Dharamshala: Tibetan spiritual leader, His Holiness The Dalai Lama wrote an op-ed in New York Times on Friday, 1 December 2017. In the article titled ‘Future is very much in our hands’, His Holiness begins with a crucial message that when it comes to making the world a better place, concern for others is tantamount and human beings are, by nature, empowered with innate qualities to lead a fulfilling life.
‘We are facing a time of great uncertainty and upheaval in many corners of our planet. When it comes to making the world a better place, concern for others is tantamount.’ Read the full Op-Ed here.
His Holiness says he is convinced that we can become happier individuals, happier communities and a happier humanity if we cultivated a warm heart and allowed our better selves to prevail.
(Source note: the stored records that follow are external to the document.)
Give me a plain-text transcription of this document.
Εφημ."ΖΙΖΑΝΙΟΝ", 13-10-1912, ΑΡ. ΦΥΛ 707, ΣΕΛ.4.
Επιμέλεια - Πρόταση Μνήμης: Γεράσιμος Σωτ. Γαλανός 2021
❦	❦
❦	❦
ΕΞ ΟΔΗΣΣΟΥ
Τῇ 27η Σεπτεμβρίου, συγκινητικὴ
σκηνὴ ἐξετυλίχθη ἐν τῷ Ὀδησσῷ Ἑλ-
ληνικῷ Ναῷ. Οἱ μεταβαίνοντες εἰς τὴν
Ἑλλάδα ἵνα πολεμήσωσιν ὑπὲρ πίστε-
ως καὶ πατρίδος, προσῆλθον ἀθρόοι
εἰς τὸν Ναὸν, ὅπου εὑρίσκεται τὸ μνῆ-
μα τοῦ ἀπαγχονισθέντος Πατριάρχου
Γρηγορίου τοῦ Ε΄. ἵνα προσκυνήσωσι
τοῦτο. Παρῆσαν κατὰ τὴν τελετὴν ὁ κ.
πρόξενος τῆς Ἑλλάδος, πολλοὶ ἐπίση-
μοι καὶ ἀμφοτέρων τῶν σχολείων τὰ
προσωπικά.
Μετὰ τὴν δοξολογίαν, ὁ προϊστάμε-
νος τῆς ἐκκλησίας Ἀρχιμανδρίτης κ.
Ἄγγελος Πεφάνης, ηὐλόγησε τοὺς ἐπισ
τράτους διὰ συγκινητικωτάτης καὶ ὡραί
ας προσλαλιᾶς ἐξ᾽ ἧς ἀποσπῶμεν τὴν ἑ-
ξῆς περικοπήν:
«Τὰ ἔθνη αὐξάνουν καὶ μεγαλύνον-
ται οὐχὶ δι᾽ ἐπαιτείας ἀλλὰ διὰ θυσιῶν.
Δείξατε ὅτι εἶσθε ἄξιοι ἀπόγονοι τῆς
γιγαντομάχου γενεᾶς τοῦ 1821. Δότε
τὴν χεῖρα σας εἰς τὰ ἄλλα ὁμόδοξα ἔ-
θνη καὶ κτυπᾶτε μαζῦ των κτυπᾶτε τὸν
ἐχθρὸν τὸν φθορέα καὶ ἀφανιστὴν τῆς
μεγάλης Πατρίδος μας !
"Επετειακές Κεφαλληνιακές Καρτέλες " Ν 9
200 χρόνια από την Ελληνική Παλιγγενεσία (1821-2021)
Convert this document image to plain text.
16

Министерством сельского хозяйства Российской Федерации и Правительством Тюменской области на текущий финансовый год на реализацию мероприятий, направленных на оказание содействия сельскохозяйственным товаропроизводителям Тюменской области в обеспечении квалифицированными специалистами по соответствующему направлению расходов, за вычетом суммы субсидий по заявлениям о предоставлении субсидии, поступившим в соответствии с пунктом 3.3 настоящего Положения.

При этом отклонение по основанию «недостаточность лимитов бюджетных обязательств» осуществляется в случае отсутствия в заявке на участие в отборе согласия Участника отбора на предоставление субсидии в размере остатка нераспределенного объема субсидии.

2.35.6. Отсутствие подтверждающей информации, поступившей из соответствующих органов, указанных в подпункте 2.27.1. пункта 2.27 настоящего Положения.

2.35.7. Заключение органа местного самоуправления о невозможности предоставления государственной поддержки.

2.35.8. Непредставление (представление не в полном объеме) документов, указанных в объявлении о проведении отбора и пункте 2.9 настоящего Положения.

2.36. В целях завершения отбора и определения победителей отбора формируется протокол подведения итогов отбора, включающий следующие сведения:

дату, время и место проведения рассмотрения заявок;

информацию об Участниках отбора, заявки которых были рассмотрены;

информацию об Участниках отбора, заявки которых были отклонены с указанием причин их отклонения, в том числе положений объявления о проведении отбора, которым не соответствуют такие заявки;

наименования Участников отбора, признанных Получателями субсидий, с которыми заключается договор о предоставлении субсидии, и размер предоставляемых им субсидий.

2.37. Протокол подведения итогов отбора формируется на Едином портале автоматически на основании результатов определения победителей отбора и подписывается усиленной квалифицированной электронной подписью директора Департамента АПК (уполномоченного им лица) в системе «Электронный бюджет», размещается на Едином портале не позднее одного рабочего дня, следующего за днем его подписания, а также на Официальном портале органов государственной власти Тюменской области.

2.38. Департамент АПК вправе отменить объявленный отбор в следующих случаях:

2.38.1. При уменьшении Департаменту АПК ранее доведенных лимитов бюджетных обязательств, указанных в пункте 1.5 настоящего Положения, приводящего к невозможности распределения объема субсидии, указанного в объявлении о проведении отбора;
‘Humanity is rich in the diversity that naturally arose from the wide expanse of our world, from the variety of languages and ways of writing to our different societal norms and customs. However, when we overemphasize race, nationality, faith, or income or education level, we forget our many similarities. We want a roof over our heads and food in our bellies, to feel safe and secure, and for our children to grow and be strong. As we seek to preserve our own culture and identity, we must also remember that we are one in being human, and work to maintain our warmheartedness toward all.’
He points out that cultivating loving-kindness by thinking about the oneness of all the world’s 7 billion humans is one of the most effective remedies for dealing with such destructive patterns of thought.
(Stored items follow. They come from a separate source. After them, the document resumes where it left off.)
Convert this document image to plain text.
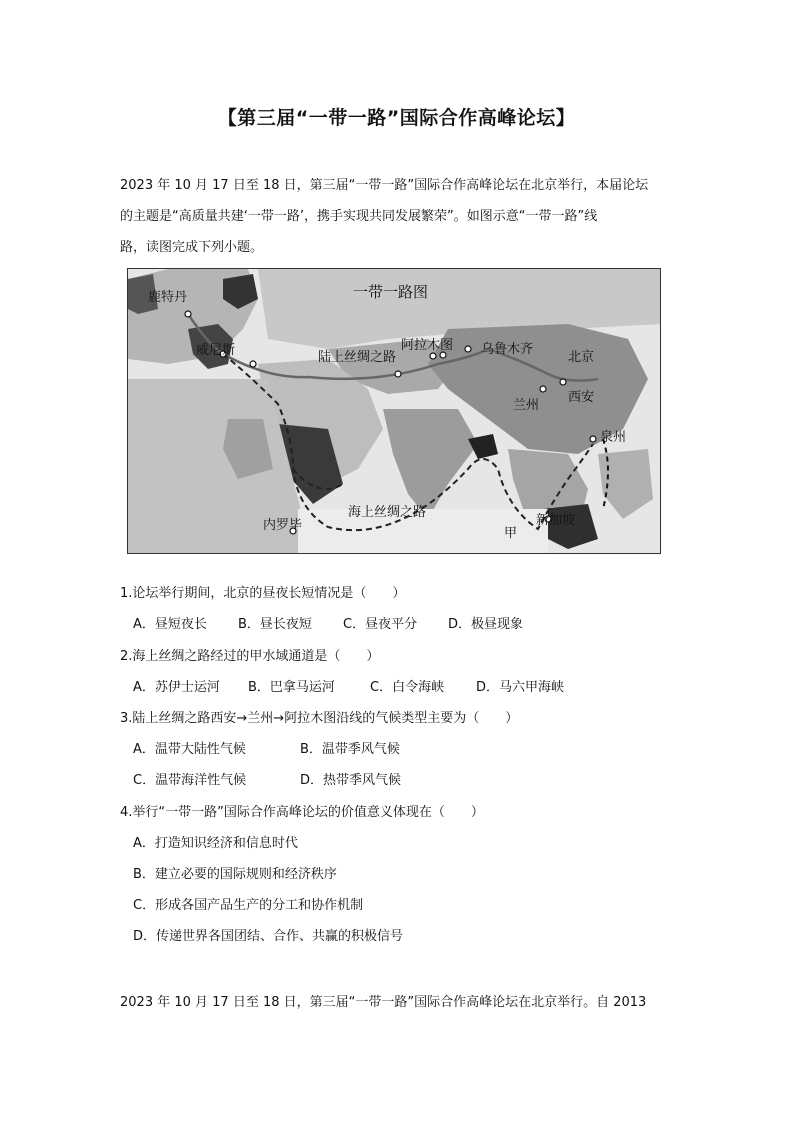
【第三届“一带一路”国际合作高峰论坛】
2023 年 10 月 17 日至 18 日，第三届“一带一路”国际合作高峰论坛在北京举行，本届论坛
的主题是“高质量共建‘一带一路’，携手实现共同发展繁荣”。如图示意“一带一路”线
路，读图完成下列小题。
一带一路图
鹿特丹
威尼斯	陆上丝绸之路
阿拉木图 乌鲁木齐
北京
西安
兰州
泉州
海上丝绸之路
内罗毕	新加坡
甲
1.论坛举行期间，北京的昼夜长短情况是（　　）
A．昼短夜长 B．昼长夜短 C．昼夜平分 D．极昼现象
2.海上丝绸之路经过的甲水域通道是（　　）
A．苏伊士运河 B．巴拿马运河	C．白令海峡 D．马六甲海峡
3.陆上丝绸之路西安→兰州→阿拉木图沿线的气候类型主要为（　　）
A．温带大陆性气候	B．温带季风气候
C．温带海洋性气候	D．热带季风气候
4.举行“一带一路”国际合作高峰论坛的价值意义体现在（　　）
A．打造知识经济和信息时代
B．建立必要的国际规则和经济秩序
C．形成各国产品生产的分工和协作机制
D．传递世界各国团结、合作、共赢的积极信号
2023 年 10 月 17 日至 18 日，第三届“一带一路”国际合作高峰论坛在北京举行。自 2013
Hitting a high note on hope, His Holiness says that there is time for us to create a better, happier world and if we commit to living our lives meaningfully and in service to our fellow human beings — helping others whenever we can and making every effort to do them no harm, we can herald a happier world.
‘For those who feel helpless in the face of insurmountable suffering, we are still in the early years of the 21st century. There is time for us to create a better, happier world, but we can’t sit back and expect a miracle.’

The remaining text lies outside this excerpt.